Power plan ‘a setback for sustainable energy’
Greenpeace finds little to commend about fossilfueldependent approach to future.
ENVIRONMENTAL watchdog Greenpeace has called Thailand’s Power Development Plan 2018 (PDP) “sugar-coated” despite its embrace of more renewable energy, saying it still hinders efforts to reduce greenhouse-gas emissions.
The Energy Policy and Planning Office (EPPO), which drafted the PDP, affirmed at public hearings last week that it had removed plans for the Krabi and Thepa coal-fired power plants from the document.
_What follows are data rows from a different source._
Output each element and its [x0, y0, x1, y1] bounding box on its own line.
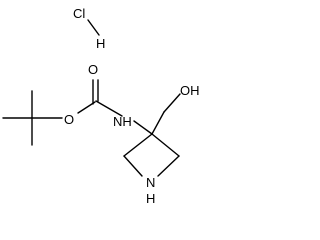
atom-nh: NH	[113, 114, 132, 129]
atom-oh: OH	[180, 83, 200, 98]
atom-h-ring: H	[146, 191, 155, 206]
bond-ester-oxygen-carbonyl-carbon	[77, 101, 96, 114]
bond-ring-bottom-left	[123, 155, 143, 177]
bond-quaternary-carbon-methylene	[151, 111, 165, 135]
chemical-structure-diagram: Cl H O O NH OH N H	[2, 6, 200, 206]
bond-methylene-oh	[163, 93, 181, 113]
bond-nh-quaternary-carbon	[133, 120, 153, 135]
bond-h-cl	[87, 19, 100, 36]
bond-carbonyl-carbon-nh	[95, 100, 123, 117]
atom-o-carbonyl: O	[88, 62, 98, 77]
atom-o-ester: O	[64, 112, 74, 127]
bond-ring-right-bottom	[157, 155, 180, 177]
atom-n-ring: N	[146, 175, 155, 190]
bond-ring-left-top	[123, 133, 153, 157]
bond-ring-top-right	[151, 133, 180, 157]
molecule-canvas: Cl H O O NH OH N H	[2, 6, 200, 206]
atom-cl: Cl	[73, 6, 85, 21]
atom-h: H	[96, 36, 105, 51]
It said natural gas would remain the primary fuel for power generation, renewable energy would play a 20-per-cent larger role, and more electricity would be derived from private solar-panel rooftops.
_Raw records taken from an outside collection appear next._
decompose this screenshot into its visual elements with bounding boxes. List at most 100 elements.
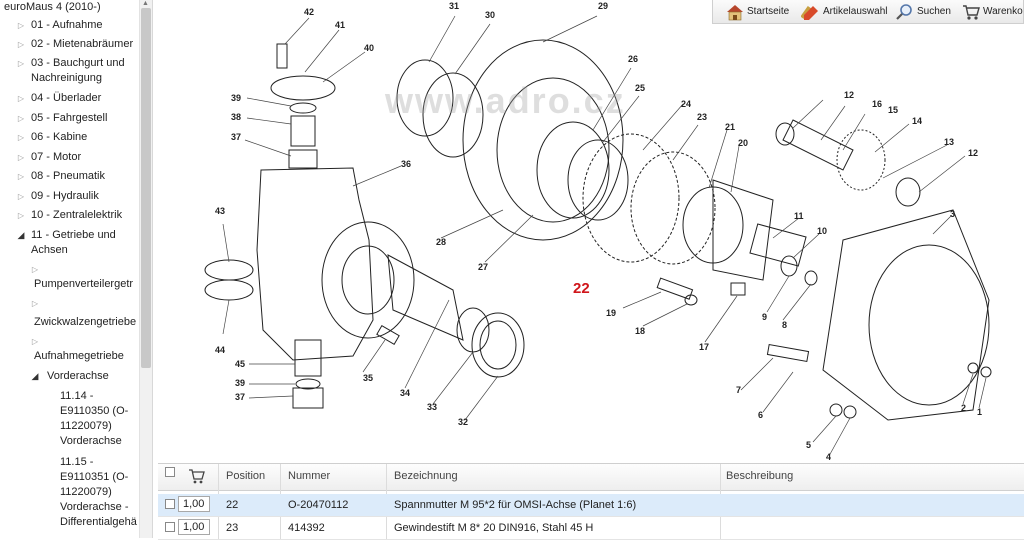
triangle-right-icon[interactable]: ▷ <box>17 59 25 68</box>
triangle-right-icon[interactable]: ▷ <box>17 153 25 162</box>
row-checkbox[interactable] <box>165 522 175 532</box>
part-flange-36[interactable] <box>321 221 415 339</box>
part-bearing-38[interactable] <box>290 115 316 147</box>
callout-5[interactable]: 5 <box>806 440 811 450</box>
callout-11[interactable]: 11 <box>794 211 804 221</box>
triangle-down-icon[interactable]: ◢ <box>31 371 39 381</box>
triangle-right-icon[interactable]: ▷ <box>17 21 25 30</box>
callout-18[interactable]: 18 <box>635 326 645 336</box>
part-bolt-35[interactable] <box>376 324 400 346</box>
select-all-checkbox[interactable] <box>165 467 175 477</box>
triangle-right-icon[interactable]: ▷ <box>17 172 25 181</box>
part-hub-29[interactable] <box>462 39 624 241</box>
triangle-right-icon[interactable]: ▷ <box>31 265 39 274</box>
callout-4[interactable]: 4 <box>826 452 831 462</box>
article-selection-button[interactable]: Artikelauswahl <box>801 3 889 21</box>
part-cover-3[interactable] <box>822 209 990 421</box>
callout-17[interactable]: 17 <box>699 342 709 352</box>
part-gear-24[interactable] <box>582 133 680 263</box>
part-ring-43[interactable] <box>204 259 254 281</box>
triangle-down-icon[interactable]: ◢ <box>17 230 25 240</box>
table-row[interactable]: 1,00 23 414392 Gewindestift M 8* 20 DIN9… <box>158 517 1024 540</box>
triangle-right-icon[interactable]: ▷ <box>17 192 25 201</box>
callout-25[interactable]: 25 <box>635 83 645 93</box>
col-header-bezeichnung[interactable]: Bezeichnung <box>394 470 458 482</box>
callout-31[interactable]: 31 <box>449 1 459 11</box>
table-row[interactable]: 1,00 22 O-20470112 Spannmutter M 95*2 fü… <box>158 494 1024 517</box>
part-bearing-26[interactable] <box>536 121 610 219</box>
callout-24[interactable]: 24 <box>681 99 691 109</box>
callout-13[interactable]: 13 <box>944 137 954 147</box>
callout-41[interactable]: 41 <box>335 20 345 30</box>
callout-12b[interactable]: 12 <box>968 148 978 158</box>
callout-1[interactable]: 1 <box>977 407 982 417</box>
callout-35[interactable]: 35 <box>363 373 373 383</box>
callout-2[interactable]: 2 <box>961 403 966 413</box>
callout-36[interactable]: 36 <box>401 159 411 169</box>
part-bearing-37b[interactable] <box>292 387 324 409</box>
col-header-position[interactable]: Position <box>226 470 266 482</box>
callout-3[interactable]: 3 <box>950 209 955 219</box>
callout-23[interactable]: 23 <box>697 112 707 122</box>
part-ring-44[interactable] <box>204 279 254 301</box>
part-screw-1[interactable] <box>980 366 992 378</box>
part-ring-12b[interactable] <box>895 177 921 207</box>
part-seal-31[interactable] <box>396 59 454 137</box>
cart-button[interactable]: Warenko <box>961 3 1024 21</box>
triangle-right-icon[interactable]: ▷ <box>31 299 39 308</box>
callout-44[interactable]: 44 <box>215 345 225 355</box>
callout-10[interactable]: 10 <box>817 226 827 236</box>
tree-root[interactable]: euroMaus 4 (2010-) <box>4 1 101 13</box>
part-ring-30[interactable] <box>422 72 484 158</box>
callout-8[interactable]: 8 <box>782 320 787 330</box>
part-washer-5[interactable] <box>829 403 843 417</box>
callout-15[interactable]: 15 <box>888 105 898 115</box>
part-washer-2[interactable] <box>967 362 979 374</box>
home-button[interactable]: Startseite <box>725 3 795 21</box>
scroll-thumb[interactable] <box>141 8 151 368</box>
callout-39b[interactable]: 39 <box>235 378 245 388</box>
search-button[interactable]: Suchen <box>895 3 953 21</box>
callout-14[interactable]: 14 <box>912 116 922 126</box>
part-ring-25[interactable] <box>567 139 629 221</box>
part-nut-4[interactable] <box>843 405 857 419</box>
highlighted-callout-22[interactable]: 22 <box>573 280 590 297</box>
callout-12[interactable]: 12 <box>844 90 854 100</box>
callout-40[interactable]: 40 <box>364 43 374 53</box>
callout-39[interactable]: 39 <box>231 93 241 103</box>
callout-9[interactable]: 9 <box>762 312 767 322</box>
row-checkbox[interactable] <box>165 499 175 509</box>
part-washer-39b[interactable] <box>295 378 321 390</box>
part-shaft-16[interactable] <box>782 119 854 171</box>
sidebar-scrollbar[interactable]: ▲ <box>139 0 152 538</box>
callout-37b[interactable]: 37 <box>235 392 245 402</box>
part-pin-17[interactable] <box>730 282 746 296</box>
col-header-nummer[interactable]: Nummer <box>288 470 331 482</box>
part-spindle-34[interactable] <box>387 254 464 341</box>
callout-32[interactable]: 32 <box>458 417 468 427</box>
callout-7[interactable]: 7 <box>736 385 741 395</box>
part-gear-23[interactable] <box>630 151 716 265</box>
triangle-right-icon[interactable]: ▷ <box>17 211 25 220</box>
callout-28[interactable]: 28 <box>436 237 446 247</box>
part-pin-37[interactable] <box>288 149 318 169</box>
part-ring-12[interactable] <box>775 122 795 146</box>
part-bushing-45[interactable] <box>294 339 322 377</box>
callout-33[interactable]: 33 <box>427 402 437 412</box>
triangle-right-icon[interactable]: ▷ <box>31 337 39 346</box>
triangle-right-icon[interactable]: ▷ <box>17 94 25 103</box>
part-ring-8[interactable] <box>804 270 818 286</box>
triangle-right-icon[interactable]: ▷ <box>17 40 25 49</box>
callout-37[interactable]: 37 <box>231 132 241 142</box>
callout-21[interactable]: 21 <box>725 122 735 132</box>
scroll-up-icon[interactable]: ▲ <box>142 0 149 7</box>
part-knuckle-36[interactable] <box>256 167 374 361</box>
callout-20[interactable]: 20 <box>738 138 748 148</box>
callout-43[interactable]: 43 <box>215 206 225 216</box>
callout-29[interactable]: 29 <box>598 1 608 11</box>
callout-30[interactable]: 30 <box>485 10 495 20</box>
part-gear-14[interactable] <box>836 129 886 191</box>
triangle-right-icon[interactable]: ▷ <box>17 114 25 123</box>
quantity-input[interactable]: 1,00 <box>178 496 210 512</box>
col-header-beschreibung[interactable]: Beschreibung <box>726 470 794 482</box>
Nevertheless, environmentalists remain sceptical, musing about “hidden agendas” within the PDP.
Tara Buakamsri, Thailand director for Greenpeace, said yesterday fossil fuels and other harmful sources of energy – such as waste and hydropower – still dominated the PDP. The approach would not only hinder progress on achieving the Paris Agreement’s goal for stabilising climate change, he said, it would jeopardise sustainable-energy development and “environmental justice”.
“The energy sector is by far the largest greenhouse-gas producer, so the PDP has very strong influence over the country’s efforts to reduce emissions and prevent severe global warming beyond two degrees Celsius,” Tara said.
“But it is now clear that the Thai authorities are not really serious about pursuing Paris Agreement goals, because the PDP contains many serious flaws that will backfire and hurt the global struggle to minimise the impacts of climate change.”
EPPO said the PDP was revised to reflect shifting conditions, in which renewable energy, especially solar photovoltaic (PV) energy, has become much cheaper and more widely accessible to all. Thus, renewable energy’s share of total power sources will be increased to 18 per cent, or 20,757 megawatts, by 2037.
And 10,000 megawatts from renewable energy will be earmarked for the private sector’s solar PV, the agency said.
EPPO deputy secretary-general Wattanapong Kurovat stressed that the PDP’s main objective was to ensure that each region has enough power and stable sources. It was thus important for every region to have its own base-load power plants as reliable sources, he said.
However, because proposals for new coal-fired plants have drawn strong opposition and two such plants listed in the 2015 PDP were shelved, Wattanapong said, natural gas remains the primary fuel for generating electricity. It has a 53-per-cent share of overall power generation in the new PDP, up from 30 per cent previously, while coal’s share has dropped from 23 per cent in 2015 to 12 per cent.
To fill the electricity gap left by cancelling the Krabi and Thepa coal plants, which were expected to generate 870 and 2,200 megawatts respectively by burning imported coal, two 700-megawatt gas-power plants will be built in Surat Thani, he said. These will ensure energy stability for the South.
“With many improvements made in electricity-generation plans for the next 20 years, we are delighted to report that PDP2018 will lower greenhouse-gas emissions compared to the previous plan,” Wattanapong said.
“If this revised PDP is fully implemented, Thailand’s electricity generation sector will only release 103.248 million tonnes of CO2 equivalent by 2036, which is lower than the estimated greenhouse-gas emission under PDP2015 for the same period, of 104.075 million tonnes.”
Tara said that, despite the reduction in coal dependency, Thailand remains overly reliant on natural gas, which also emits significant amounts of greenhouse gases when it’s burned, contributing further to climate change.
“And many people are also suspicious as to whether the Krabi and Thepa plants are truly off the table, because Strategic Environmental Assessments on those projects are still continuing and those findings could be used to revive proposals for the two plants,” he said. Tara also claimed that some of the renewable energy sources and electricity that the PDP envisions being purchased from neighbouring countries are not actually clean or environmentally friendly.
The document includes waste-to-energy plants producing 400 megawatts, for example, which are neither clean nor safe for either the environment or public health. The waste burned to produce energy releases massive amounts of greenhouse gases, Tara said.
“Even buying hydropower from neighbouring countries is not clean or cheap, as the authorities say,” he added, pointing out how dams outside Thailand still cause severe suffering for Thais and the environment here.
“This is why the authorities must make sure that the PDP is consistent with global climate-change-mitigation goals and include genuine public participation.”